I also had this 24" fork lying around that was tall enough to fit the 26" size head tube. after installing it I found that the wedge and half the gooseneck bolt were still inside the fork, so my stem can't go down far enough.... look how close the tire is to the fork. that was what  was going for with this. guess i won't be running a front fender if I can find another fork like this or fix this one.


----------



## 49autocycledeluxe

I was losing interest before I found this fat tire.


----------



## Sven

Very cool ride. A whole lot of thinking, figuring and

 fabrication It reminds me of the "Digger" motorcycles of the 70s


----------



## 49autocycledeluxe

Sven said:


> Very cool ride.

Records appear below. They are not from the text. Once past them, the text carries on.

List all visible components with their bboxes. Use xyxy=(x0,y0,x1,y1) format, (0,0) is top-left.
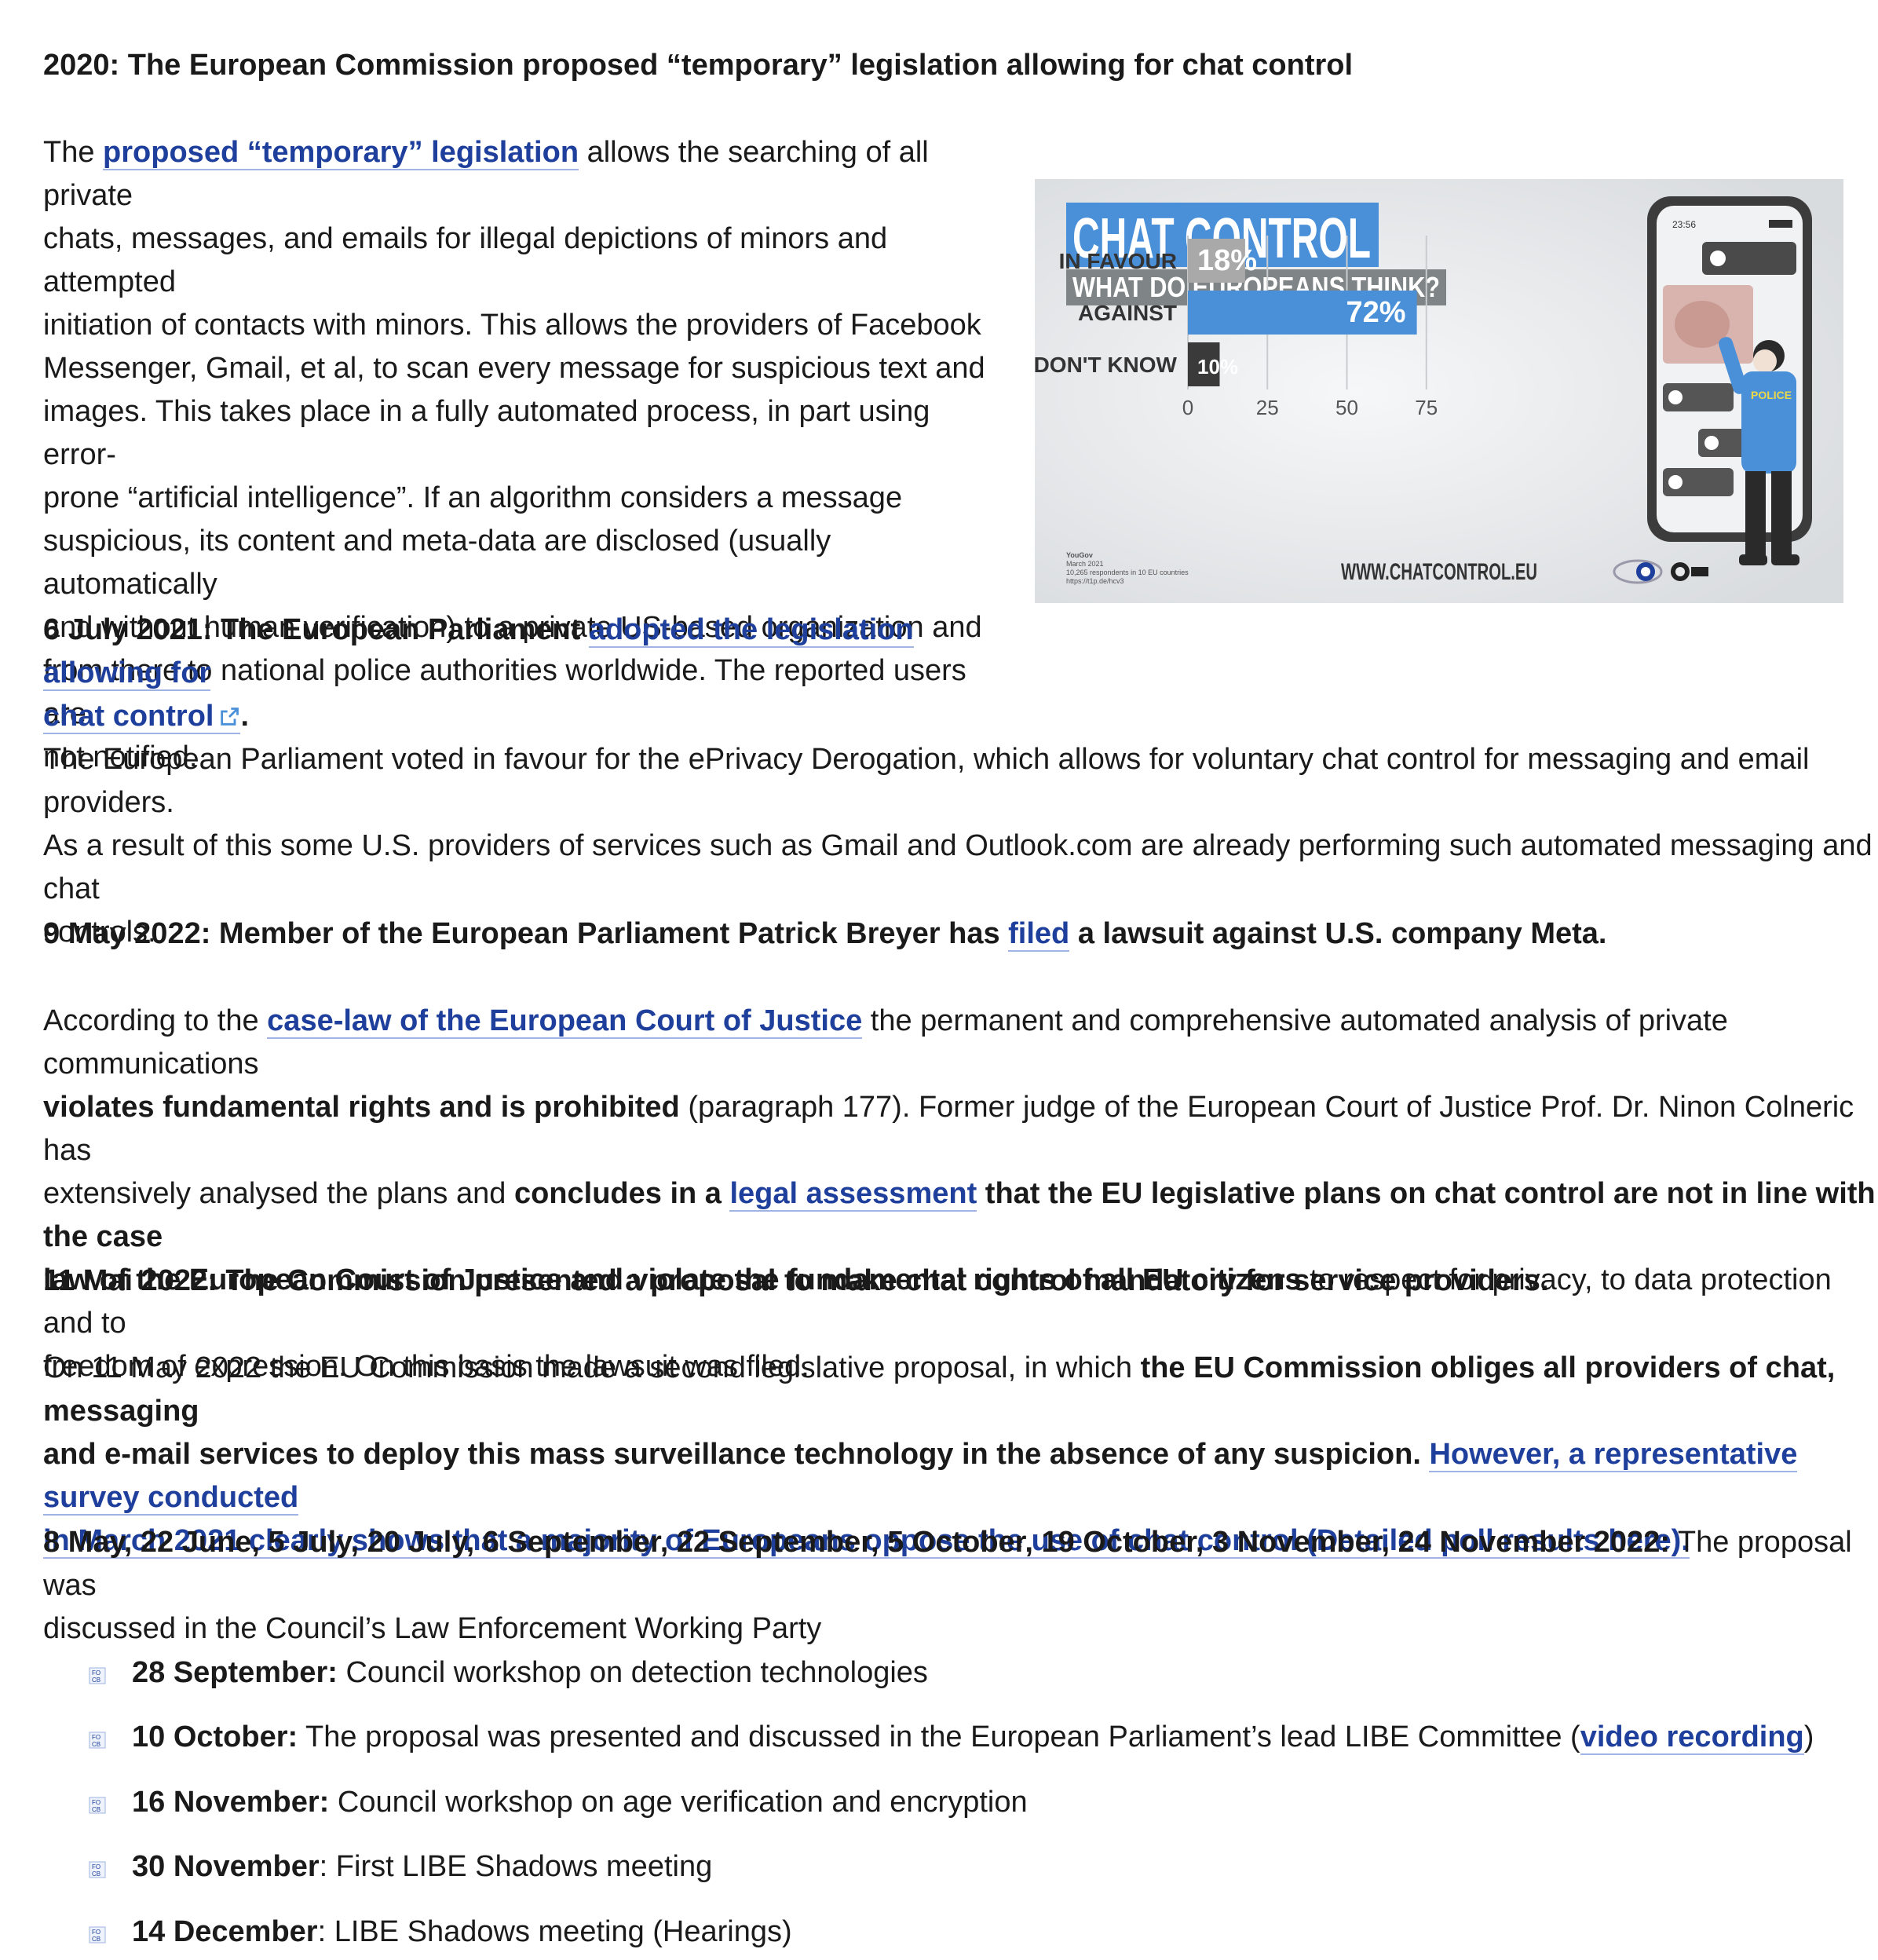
heading-2021-prefix: 6 July 2021: The European Parliament xyxy=(43,613,589,646)
timeline-date-2: 16 November: xyxy=(132,1786,330,1819)
filed-link[interactable]: filed xyxy=(1008,917,1070,952)
x-tick-label: 25 xyxy=(1256,396,1279,419)
timeline-desc-1: The proposal was presented and discussed… xyxy=(298,1720,1580,1753)
x-tick-label: 0 xyxy=(1182,396,1193,419)
meetings-line2: discussed in the Council’s Law Enforceme… xyxy=(43,1612,822,1645)
timeline-date-1: 10 October: xyxy=(132,1720,298,1753)
svg-text:FO: FO xyxy=(92,1863,100,1870)
heading-9-may-2022: 9 May 2022: Member of the European Parli… xyxy=(43,912,1606,956)
data-label: 10% xyxy=(1197,355,1238,378)
category-label: AGAINST xyxy=(1078,301,1177,325)
video-recording-link[interactable]: video recording xyxy=(1580,1720,1804,1755)
p9may-l2-bold: violates fundamental rights and is prohi… xyxy=(43,1091,680,1124)
meetings-dates: 8 May, 22 June, 5 July, 20 July, 6 Septe… xyxy=(43,1526,1670,1559)
svg-text:CB: CB xyxy=(92,1870,100,1878)
para-prefix: The xyxy=(43,136,104,169)
para-line-1: chats, messages, and emails for illegal … xyxy=(43,222,888,298)
svg-text:CB: CB xyxy=(92,1677,100,1684)
timeline-desc-0: Council workshop on detection technologi… xyxy=(337,1656,928,1689)
timeline-desc-4: : LIBE Shadows meeting (Hearings) xyxy=(317,1915,792,1948)
timeline-desc-3: : First LIBE Shadows meeting xyxy=(319,1850,713,1883)
heading-2020: 2020: The European Commission proposed “… xyxy=(43,49,1354,82)
data-label: 72% xyxy=(1346,296,1406,329)
website-label: WWW.CHATCONTROL.EU xyxy=(1341,559,1537,585)
timeline-text-2: 16 November: Council workshop on age ver… xyxy=(132,1781,1028,1824)
focb-bullet-icon: FOCB xyxy=(89,1861,106,1878)
focb-bullet-icon: FOCB xyxy=(89,1731,106,1749)
paragraph-9-may-2022: According to the case-law of the Europea… xyxy=(43,1000,1878,1388)
svg-text:CB: CB xyxy=(92,1936,100,1943)
external-link-icon xyxy=(221,708,239,726)
source-line-2: 10,265 respondents in 10 EU countries xyxy=(1066,569,1189,576)
para-line-4: images. This takes place in a fully auto… xyxy=(43,395,930,471)
paragraph-meetings-2022: 8 May, 22 June, 5 July, 20 July, 6 Septe… xyxy=(43,1521,1878,1651)
source-line-1: March 2021 xyxy=(1066,560,1104,568)
heading-9may-suffix: a lawsuit against U.S. company Meta. xyxy=(1069,917,1607,950)
case-law-link[interactable]: case-law of the European Court of Justic… xyxy=(267,1004,863,1039)
focb-bullet-icon: FOCB xyxy=(89,1797,106,1814)
timeline-text-1: 10 October: The proposal was presented a… xyxy=(132,1716,1814,1759)
data-label: 18% xyxy=(1197,244,1257,277)
timeline-desc-2: Council workshop on age verification and… xyxy=(329,1786,1028,1819)
heading-2021: 6 July 2021: The European Parliament ado… xyxy=(43,609,1017,738)
legal-assessment-link[interactable]: legal assessment xyxy=(729,1177,977,1212)
police-label: POLICE xyxy=(1751,389,1792,401)
timeline-date-0: 28 September: xyxy=(132,1656,338,1689)
heading-9may-prefix: 9 May 2022: Member of the European Parli… xyxy=(43,917,1009,950)
p2021-line-0: The European Parliament voted in favour … xyxy=(43,743,1810,819)
para-line-2: initiation of contacts with minors. This… xyxy=(43,309,981,342)
para-line-3: Messenger, Gmail, et al, to scan every m… xyxy=(43,352,985,385)
timeline-after-1: ) xyxy=(1803,1720,1814,1753)
heading-11-mai-2022: 11 Mai 2022: The Commission presented a … xyxy=(43,1264,1549,1297)
category-label: IN FAVOUR xyxy=(1059,249,1177,273)
para-line-6: suspicious, its content and meta-data ar… xyxy=(43,525,831,601)
proposed-legislation-link[interactable]: proposed “temporary” legislation xyxy=(103,136,579,170)
svg-text:FO: FO xyxy=(92,1799,100,1806)
source-line-3: https://t1p.de/hcv3 xyxy=(1066,577,1124,585)
timeline-text-3: 30 November: First LIBE Shadows meeting xyxy=(132,1845,712,1889)
heading-2021-suffix: . xyxy=(240,700,250,733)
svg-text:FO: FO xyxy=(92,1734,100,1741)
svg-text:CB: CB xyxy=(92,1741,100,1748)
source-line-0: YouGov xyxy=(1066,551,1093,559)
timeline-text-4: 14 December: LIBE Shadows meeting (Heari… xyxy=(132,1911,792,1954)
p2021-line-1: As a result of this some U.S. providers … xyxy=(43,829,1873,905)
chat-control-infographic: CHAT CONTROL WHAT DO EUROPEANS THINK? 02… xyxy=(1035,179,1843,603)
x-tick-label: 50 xyxy=(1335,396,1358,419)
timeline-date-3: 30 November xyxy=(132,1850,320,1883)
focb-bullet-icon: FOCB xyxy=(89,1926,106,1944)
infographic-svg: CHAT CONTROL WHAT DO EUROPEANS THINK? 02… xyxy=(1035,179,1843,603)
svg-text:FO: FO xyxy=(92,1669,100,1677)
para-line-5: prone “artificial intelligence”. If an a… xyxy=(43,481,903,514)
adopted-legislation-link-line2[interactable]: chat control xyxy=(43,700,241,734)
p9may-l3-plain: extensively analysed the plans and xyxy=(43,1177,514,1210)
p9may-l3-bold1: concludes in a xyxy=(513,1177,730,1210)
timeline-text-0: 28 September: Council workshop on detect… xyxy=(132,1651,928,1695)
p11mai-l2-bold: and e-mail services to deploy this mass … xyxy=(43,1438,1421,1471)
phone-time: 23:56 xyxy=(1672,219,1696,230)
focb-bullet-icon: FOCB xyxy=(89,1667,106,1684)
p11mai-l1-plain: On 11 May 2022 the EU Commission made a … xyxy=(43,1351,1141,1384)
svg-text:FO: FO xyxy=(92,1929,100,1936)
category-label: DON'T KNOW xyxy=(1035,353,1178,377)
timeline-date-4: 14 December xyxy=(132,1915,318,1948)
svg-text:CB: CB xyxy=(92,1806,100,1813)
x-tick-label: 75 xyxy=(1415,396,1438,419)
p9may-l1-prefix: According to the xyxy=(43,1004,268,1037)
adopted-link-text: chat control xyxy=(43,700,214,733)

A whole lot of thinking, figuring andView attachment 820554 fabrication It reminds me of the "Digger" motorcycles of the 70s




funny you would say that. a buddy of mine had a 70's sportster either built by Arlen Ness or just a Ness frame and fork .. not quite sure now. very similar to that one you posted way back in the 80's.... had a coffin tank and pretty sure it had more rake and longer forks. he never let me ride it but I did sit on it, and the narrow bars and where they are in relation to the seating position came directly from that bike.

as for "thinking and figuring" the original plan was for a long Stingray bike with 20" wheels. I'll do more thinking on the next one


----------



## Sven

Seen a few "diggers" .Never rode one. It always  looked to me like you wouldn't be able to lean far into a right hand curve, as the exhaust (muffler or low drag pipes) would hit the the pavement. I've always been a fan of the "long bike" chopper of the 70s or early 80s. 
Anyway keep us posted on your chop


----------



## 49autocycledeluxe

now that the new fat tire has rekindled my enthusiasm I am back on it. I am widening the rear triangle so the tire can spin! there is no air in it and it rubs in these pics.

I have a large flange hub coming and another aluminum rim to lace up, along with a skinny 26X1.50 tire for the front. since it is a Varsity I am thinking of painting it that lime green Schwinn Varsity color now. might change my mind a few times before that happens


----------



## 49autocycledeluxe

making fat 26 X 2.125 tires fit a Schwinn Varsity frame....hope my figuring was right.


----------



## 49autocycledeluxe

..going to fit the rim and tire and see where I am before I weld the last part. going to cut off the seat tube flush with the top tube also.


----------



## 49autocycledeluxe

got the frame all fattened up so the 26 x 2.125 tire will fit and put a chain guard on  it.  since this was a 10 speed and never had a chain guard I had to make my own front bracket so I lowered it and set it back a little so it is closer to the chainring. I plan on putting a bunch of holes in the guard. found a new 24" fork that was not messed up (still has a 26" wheel) , so now I am rolling, the 24" fork lowers the front about an inch and a half. not stopping as I have nothing attached to the drum brake out back.... thinking about some sort of "suicide brake" with a lever on the frame and linkage  rather than a brake lever on the bars and 10 feet of brake cable... we'll see how that works out.  have a large flange aluminum hub for the front, and a 1.25" wide aluminum rim with a skinny slick on it. just need to figure out proper spoke length and lace up the wheel.

trying to decide between "Varsity lime green" with the Varsity decals under clear or maybe a more vintage color with some old school scallops. they have all the cool scallop stencils on ebay.


----------



## anders1

Wow, that’s pretty cool!!


----------